Seeing through walls in real time
October 20, 2011
MIT Lincoln Laboratory researchers have developed a new radar system that looks through walls. This ultrawideband (UWB) phased-array sensor has real-time acquisition and processing capability and provides video-like synthetic aperture radar (SAR) images of people moving behind an 8-inch-thick cinder block or concrete wall.
The system demonstrated the ability to capture meaningful imagery at a 10.8 Hz frame rate through 4-inch- and 8-inch-thick, as well as cinder block, walls from a standoff distance of approximately 20 feet, but is estimated to work up to 60 feet away.
Dr.
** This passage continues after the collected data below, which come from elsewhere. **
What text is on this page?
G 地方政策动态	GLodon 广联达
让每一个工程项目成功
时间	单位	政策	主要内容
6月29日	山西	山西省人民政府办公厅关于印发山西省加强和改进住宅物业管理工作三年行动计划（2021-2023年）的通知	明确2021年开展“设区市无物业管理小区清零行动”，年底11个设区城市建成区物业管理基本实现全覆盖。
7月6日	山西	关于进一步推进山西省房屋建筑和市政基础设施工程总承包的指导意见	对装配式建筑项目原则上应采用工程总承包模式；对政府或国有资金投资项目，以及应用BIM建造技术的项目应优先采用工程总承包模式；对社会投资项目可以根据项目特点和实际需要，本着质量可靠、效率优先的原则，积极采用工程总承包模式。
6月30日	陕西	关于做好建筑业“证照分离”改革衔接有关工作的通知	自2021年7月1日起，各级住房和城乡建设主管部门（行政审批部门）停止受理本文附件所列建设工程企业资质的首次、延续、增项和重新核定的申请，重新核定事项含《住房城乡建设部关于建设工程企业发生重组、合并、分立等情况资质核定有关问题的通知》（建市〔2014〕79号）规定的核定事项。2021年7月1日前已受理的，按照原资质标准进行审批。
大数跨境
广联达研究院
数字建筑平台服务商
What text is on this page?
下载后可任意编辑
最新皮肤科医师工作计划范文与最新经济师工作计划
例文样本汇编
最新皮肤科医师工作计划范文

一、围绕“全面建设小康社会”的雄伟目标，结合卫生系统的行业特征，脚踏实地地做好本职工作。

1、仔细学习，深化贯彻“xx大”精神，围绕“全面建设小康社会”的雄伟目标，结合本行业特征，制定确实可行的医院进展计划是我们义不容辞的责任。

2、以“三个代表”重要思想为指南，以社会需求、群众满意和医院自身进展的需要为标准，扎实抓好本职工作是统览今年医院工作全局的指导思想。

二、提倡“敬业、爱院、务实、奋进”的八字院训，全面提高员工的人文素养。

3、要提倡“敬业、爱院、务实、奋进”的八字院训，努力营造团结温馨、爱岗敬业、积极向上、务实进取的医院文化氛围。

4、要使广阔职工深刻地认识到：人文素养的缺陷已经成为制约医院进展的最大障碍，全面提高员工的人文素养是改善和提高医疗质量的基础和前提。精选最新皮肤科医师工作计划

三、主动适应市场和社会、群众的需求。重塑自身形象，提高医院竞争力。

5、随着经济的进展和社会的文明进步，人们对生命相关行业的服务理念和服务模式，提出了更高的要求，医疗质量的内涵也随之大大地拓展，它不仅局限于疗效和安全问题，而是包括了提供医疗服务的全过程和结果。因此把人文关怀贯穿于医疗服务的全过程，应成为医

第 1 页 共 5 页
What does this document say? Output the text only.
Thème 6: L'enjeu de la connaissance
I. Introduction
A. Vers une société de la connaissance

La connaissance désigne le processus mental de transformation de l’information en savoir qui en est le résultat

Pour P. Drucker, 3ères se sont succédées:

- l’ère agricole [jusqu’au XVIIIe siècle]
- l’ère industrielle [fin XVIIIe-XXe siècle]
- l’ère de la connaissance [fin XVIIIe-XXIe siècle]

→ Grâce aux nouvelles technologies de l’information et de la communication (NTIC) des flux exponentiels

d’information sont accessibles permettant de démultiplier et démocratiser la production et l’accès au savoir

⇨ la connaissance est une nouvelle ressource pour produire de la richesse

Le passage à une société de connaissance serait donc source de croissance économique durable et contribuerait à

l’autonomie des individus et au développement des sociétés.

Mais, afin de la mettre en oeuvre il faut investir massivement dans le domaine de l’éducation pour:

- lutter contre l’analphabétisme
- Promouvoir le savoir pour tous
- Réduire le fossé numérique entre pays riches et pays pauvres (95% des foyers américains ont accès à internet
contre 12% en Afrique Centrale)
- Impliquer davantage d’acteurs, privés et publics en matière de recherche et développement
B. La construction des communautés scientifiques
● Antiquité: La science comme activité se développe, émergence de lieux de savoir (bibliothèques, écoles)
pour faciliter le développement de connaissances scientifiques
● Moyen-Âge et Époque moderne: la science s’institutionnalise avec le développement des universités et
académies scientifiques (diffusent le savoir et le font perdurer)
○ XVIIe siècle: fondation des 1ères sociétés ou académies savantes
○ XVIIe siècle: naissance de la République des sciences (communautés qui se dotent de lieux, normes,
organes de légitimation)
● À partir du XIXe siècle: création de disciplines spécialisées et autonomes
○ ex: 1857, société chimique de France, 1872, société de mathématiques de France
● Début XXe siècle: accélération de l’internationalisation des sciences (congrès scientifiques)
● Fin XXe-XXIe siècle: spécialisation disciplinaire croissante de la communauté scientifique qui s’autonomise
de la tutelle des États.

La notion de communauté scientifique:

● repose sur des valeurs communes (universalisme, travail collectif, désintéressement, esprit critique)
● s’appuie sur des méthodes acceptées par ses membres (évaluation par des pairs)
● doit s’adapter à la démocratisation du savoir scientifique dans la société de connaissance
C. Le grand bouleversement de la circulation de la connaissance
Gregory Charvat, who developed the system along with colleagues John Peabody and Tyler Ralston of Lincoln Laboratory’s Aerospace Sensor Technology Group, says, “We estimate the maximum range to be approximately 60 feet when looking through an 8-inch concrete wall.”
The technology will be useful for providing soldiers or emergency responders in urban environments with increased awareness of activity inside or behind structures, says Charvat. “Such a system could reduce mission risk for soldiers in the urban environment and help to save lives.”
The system exploits a well-known fact: while it is not possible to see through walls by using visible light, it is possible by using larger micro-wavelengths to radiate into a wall and receive a weak scattered signal that is representative of what is behind the wall.
These data is processed using a SAR imaging algorithm and displayed on the radar screen in real time, providing a video-camera-like radar image (in range versus range) of what is behind the wall. Coherent processing techniques subtract the non-moving clutter (chairs, tables, furniture) from the signals of the humans moving behind the wall.
The image quality is sufficiently high to resolve multiple humans behind a wall. Humans were located through the three types of wall tested when they were moving or standing still. Humans were located through a 4-inch concrete and cinder block wall even if they were sitting still or holding their breath while standing. Because humans move slightly even while trying to remain still, the radar system detected those small movements by using coherent radar processing techniques.
Currently, the researchers are working on adding processing so that the radar screen displays crosses that are more easily interpreted than the “blobs” shown now. Charvat says that future work includes plans to mount the system on a vehicle and test it on a variety of random walls and representative urban structures. “Our objective is to determine the effectiveness of this technology in a representative environment and if successful, then to field a rapid prototype.”